Unknown error trying to cudaFree array of pointers

I looked carefully at Sarnath’s recent discussion of using arrays of pointers which made perfect sense to me before I made this post but for some reason cudaFree in the following code is returning “unknown error”. This is simple code that just zeros out an array of float arrays. I feel like I must be missing something simple but I don’t see why cudaFree is complaining. The code throws no other errors and of course it runs fine with emulation.

Thanks for any help.

  • Richard
[  Host code ]

extern "C" void ciZeroFloat( float *arrays[], int numArrays, int size ) {

	const int xBlockDim = 128;

	const int yBlockDim = 1;

	int yGridBlocks = numArrays;

	int xGridBlocks;

	cudaStream_t thisStream;

	cudaStreamCreate( &thisStream );

	dim3 dimBlock(xBlockDim,yBlockDim);

	if (size % xBlockDim == 0) xGridBlocks = (size)/xBlockDim;

	else xGridBlocks = (size)/xBlockDim + 1;

	dim3 dimGrid(xGridBlocks,yGridBlocks);

	float** d_fPtrArray;

	cutilSafeCall( cudaMalloc( (void**) &d_fPtrArray, numArrays*sizeof( float* ) ) );

	for (int i=0; i<numArrays; i++) d_fPtrArray[i] = arrays[i];

	kZeroFloat<<< dimGrid, dimBlock, 0, thisStream >>> ( d_fPtrArray, numArrays, size );

	cutilSafeCall( cudaStreamDestroy(thisStream) );

	cutilSafeCall( cudaFree( d_fPtrArray ) );  // returns -- unknown error

}

[Device code]

__global__ void 

kZeroFloat( float *arrays[], int numArrays, int size ) {

	int ndx = threadIdx.x + __mul24(blockIdx.x,blockDim.x);

	int arrNum = blockIdx.y;

	

			   __syncthreads();  // no change with our without __syncthreads()
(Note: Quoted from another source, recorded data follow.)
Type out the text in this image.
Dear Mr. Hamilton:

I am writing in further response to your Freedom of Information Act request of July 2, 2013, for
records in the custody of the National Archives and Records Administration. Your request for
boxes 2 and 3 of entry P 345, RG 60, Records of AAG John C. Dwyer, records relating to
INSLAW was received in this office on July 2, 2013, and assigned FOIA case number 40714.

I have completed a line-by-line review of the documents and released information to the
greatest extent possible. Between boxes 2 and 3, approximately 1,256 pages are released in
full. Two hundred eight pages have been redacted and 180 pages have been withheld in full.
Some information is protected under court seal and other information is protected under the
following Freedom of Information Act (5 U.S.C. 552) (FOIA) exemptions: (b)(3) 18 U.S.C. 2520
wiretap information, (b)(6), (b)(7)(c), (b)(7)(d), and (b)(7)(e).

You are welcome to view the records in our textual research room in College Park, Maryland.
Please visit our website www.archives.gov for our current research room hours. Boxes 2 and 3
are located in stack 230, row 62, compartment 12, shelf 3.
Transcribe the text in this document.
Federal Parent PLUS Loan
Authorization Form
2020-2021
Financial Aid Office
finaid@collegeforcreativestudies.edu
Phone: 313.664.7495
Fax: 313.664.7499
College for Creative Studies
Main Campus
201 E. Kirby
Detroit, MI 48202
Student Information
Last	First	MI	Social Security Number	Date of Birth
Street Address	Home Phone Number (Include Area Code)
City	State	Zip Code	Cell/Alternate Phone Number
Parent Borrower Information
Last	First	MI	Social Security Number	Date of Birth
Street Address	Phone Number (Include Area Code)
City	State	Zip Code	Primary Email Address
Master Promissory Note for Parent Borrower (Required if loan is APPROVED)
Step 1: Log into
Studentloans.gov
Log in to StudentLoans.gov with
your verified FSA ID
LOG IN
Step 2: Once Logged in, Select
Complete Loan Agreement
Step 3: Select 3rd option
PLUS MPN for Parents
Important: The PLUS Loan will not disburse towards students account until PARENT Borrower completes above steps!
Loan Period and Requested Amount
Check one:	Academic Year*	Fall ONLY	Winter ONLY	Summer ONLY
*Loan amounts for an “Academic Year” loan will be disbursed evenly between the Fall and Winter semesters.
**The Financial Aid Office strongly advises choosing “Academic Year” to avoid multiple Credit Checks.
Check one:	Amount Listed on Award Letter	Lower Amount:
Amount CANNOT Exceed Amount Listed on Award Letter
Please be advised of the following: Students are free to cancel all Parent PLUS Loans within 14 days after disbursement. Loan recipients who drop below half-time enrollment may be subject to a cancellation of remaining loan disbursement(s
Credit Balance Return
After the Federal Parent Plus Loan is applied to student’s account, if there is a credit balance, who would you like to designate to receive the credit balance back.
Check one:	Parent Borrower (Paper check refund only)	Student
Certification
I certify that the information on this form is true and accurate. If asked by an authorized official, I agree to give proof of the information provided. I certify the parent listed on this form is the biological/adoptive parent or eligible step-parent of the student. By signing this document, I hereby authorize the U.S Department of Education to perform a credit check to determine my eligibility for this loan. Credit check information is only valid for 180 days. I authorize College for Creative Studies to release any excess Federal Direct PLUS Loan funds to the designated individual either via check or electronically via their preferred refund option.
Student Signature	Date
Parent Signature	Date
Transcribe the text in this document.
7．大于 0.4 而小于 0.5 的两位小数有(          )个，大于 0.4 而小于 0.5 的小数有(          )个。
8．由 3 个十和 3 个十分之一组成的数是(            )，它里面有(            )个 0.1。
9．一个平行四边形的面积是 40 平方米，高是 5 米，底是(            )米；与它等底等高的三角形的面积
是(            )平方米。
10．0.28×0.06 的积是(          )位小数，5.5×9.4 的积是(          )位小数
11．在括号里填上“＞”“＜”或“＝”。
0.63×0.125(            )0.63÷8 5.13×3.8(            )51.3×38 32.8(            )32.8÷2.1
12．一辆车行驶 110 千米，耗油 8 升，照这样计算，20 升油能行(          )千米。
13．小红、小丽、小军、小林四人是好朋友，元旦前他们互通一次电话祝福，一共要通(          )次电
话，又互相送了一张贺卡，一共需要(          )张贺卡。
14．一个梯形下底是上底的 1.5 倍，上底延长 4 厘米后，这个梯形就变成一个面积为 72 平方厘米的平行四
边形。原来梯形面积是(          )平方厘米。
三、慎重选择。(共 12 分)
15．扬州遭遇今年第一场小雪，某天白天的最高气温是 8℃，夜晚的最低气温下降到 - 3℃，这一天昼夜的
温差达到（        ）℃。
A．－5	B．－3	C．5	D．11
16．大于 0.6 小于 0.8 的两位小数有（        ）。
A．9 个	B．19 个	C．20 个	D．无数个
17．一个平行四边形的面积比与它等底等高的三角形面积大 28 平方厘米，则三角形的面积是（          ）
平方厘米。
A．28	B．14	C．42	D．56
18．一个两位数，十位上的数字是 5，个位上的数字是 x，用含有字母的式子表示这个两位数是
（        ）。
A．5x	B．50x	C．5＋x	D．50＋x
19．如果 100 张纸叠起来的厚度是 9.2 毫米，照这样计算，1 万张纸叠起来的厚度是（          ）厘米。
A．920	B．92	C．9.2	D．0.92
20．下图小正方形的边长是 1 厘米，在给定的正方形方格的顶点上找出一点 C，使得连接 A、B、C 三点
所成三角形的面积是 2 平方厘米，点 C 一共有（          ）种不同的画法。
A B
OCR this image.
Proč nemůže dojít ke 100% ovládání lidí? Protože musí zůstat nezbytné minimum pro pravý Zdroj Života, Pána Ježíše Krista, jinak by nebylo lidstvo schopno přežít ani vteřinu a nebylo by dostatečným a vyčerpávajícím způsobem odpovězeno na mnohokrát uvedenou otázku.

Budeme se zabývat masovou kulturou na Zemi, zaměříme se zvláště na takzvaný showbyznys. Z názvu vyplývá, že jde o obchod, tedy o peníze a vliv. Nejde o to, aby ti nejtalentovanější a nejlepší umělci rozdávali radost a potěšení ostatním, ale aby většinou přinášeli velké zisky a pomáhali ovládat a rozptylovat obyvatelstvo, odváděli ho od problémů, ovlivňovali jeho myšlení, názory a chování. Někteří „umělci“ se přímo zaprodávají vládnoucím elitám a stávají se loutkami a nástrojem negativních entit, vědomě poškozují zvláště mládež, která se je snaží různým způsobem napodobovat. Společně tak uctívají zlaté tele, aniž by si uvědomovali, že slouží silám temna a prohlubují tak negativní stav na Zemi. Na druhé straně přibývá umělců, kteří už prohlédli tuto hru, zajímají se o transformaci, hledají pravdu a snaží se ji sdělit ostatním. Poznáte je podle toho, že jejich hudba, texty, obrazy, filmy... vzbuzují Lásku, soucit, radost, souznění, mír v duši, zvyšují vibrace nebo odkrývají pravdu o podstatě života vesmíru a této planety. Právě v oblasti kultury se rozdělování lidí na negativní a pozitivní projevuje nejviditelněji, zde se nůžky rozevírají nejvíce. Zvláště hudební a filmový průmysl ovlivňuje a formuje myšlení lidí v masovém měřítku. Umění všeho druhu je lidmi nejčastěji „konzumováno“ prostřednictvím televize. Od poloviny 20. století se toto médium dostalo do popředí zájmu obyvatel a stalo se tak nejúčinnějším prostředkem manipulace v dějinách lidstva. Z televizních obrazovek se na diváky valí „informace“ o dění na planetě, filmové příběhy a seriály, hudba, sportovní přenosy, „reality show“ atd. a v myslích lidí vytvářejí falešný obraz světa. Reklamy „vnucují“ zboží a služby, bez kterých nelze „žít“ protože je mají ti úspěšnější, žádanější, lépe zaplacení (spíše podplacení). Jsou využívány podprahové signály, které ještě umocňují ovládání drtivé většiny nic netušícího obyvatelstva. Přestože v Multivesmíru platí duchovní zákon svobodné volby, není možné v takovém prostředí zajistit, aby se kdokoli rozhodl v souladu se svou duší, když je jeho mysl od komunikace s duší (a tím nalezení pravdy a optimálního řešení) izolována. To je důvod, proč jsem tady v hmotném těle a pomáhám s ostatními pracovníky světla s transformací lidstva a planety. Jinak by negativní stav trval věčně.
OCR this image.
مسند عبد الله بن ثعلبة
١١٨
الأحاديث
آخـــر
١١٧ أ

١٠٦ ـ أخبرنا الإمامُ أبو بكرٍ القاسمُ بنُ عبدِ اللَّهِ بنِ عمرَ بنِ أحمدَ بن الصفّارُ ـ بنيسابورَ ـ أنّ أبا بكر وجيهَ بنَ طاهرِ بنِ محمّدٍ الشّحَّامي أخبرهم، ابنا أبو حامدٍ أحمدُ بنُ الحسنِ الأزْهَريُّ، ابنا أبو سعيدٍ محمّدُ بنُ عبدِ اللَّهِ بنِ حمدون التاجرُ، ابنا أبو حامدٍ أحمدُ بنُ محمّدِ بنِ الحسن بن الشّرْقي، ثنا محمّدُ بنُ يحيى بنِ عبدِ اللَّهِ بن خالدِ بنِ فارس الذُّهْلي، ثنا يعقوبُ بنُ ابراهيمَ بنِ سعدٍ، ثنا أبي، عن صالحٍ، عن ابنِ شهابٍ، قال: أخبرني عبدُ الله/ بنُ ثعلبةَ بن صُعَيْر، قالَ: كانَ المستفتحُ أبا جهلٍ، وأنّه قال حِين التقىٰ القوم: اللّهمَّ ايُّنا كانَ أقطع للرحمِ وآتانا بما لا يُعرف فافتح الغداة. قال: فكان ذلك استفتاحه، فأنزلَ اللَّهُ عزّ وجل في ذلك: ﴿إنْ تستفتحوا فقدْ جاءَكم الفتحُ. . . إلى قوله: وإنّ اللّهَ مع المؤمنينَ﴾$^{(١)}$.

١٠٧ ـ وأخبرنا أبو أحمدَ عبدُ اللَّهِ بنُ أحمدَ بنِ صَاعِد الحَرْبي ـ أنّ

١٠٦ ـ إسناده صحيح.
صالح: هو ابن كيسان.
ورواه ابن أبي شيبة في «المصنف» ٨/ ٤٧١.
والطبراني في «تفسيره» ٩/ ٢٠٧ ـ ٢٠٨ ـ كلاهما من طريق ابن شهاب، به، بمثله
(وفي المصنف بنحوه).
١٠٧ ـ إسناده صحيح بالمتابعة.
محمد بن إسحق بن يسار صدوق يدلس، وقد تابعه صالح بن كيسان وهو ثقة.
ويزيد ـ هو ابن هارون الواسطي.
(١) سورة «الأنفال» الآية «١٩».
	if (blockIdx.y < numArrays && ndx < size) {

		arrays[blockIdx.y][ndx] = 0.0f;

	}

}

The problem is probably here:

float** d_fPtrArray;

	cutilSafeCall( cudaMalloc( (void**) &d_fPtrArray, numArrays*sizeof( float* ) ) );

	for (int i=0; i<numArrays; i++) d_fPtrArray[i] = arrays[i];

cudaMalloc() allocates memory on the GPU.

The for loop right below it executes on the Host.

Mixing like this is not good :-)

-Mark Roulo

Thank you Mark, you’re absolutely right, can’t believe I missed that. Clearly I am indexing into my device array from the host and the following code seems to have fixed the problem.

cutilSafeCall( cudaMemcpy( d_fPtrArray, arrays, numArrays*sizeof( float* ), cudaMemcpyHostToDevice) );

Sorry to post for such a simple problem but sometimes a second set of eyes can be so incredibly helpful, especially if you’re a CUDA newbie and the only CUDA guy on the project. Thanks so much.

  • R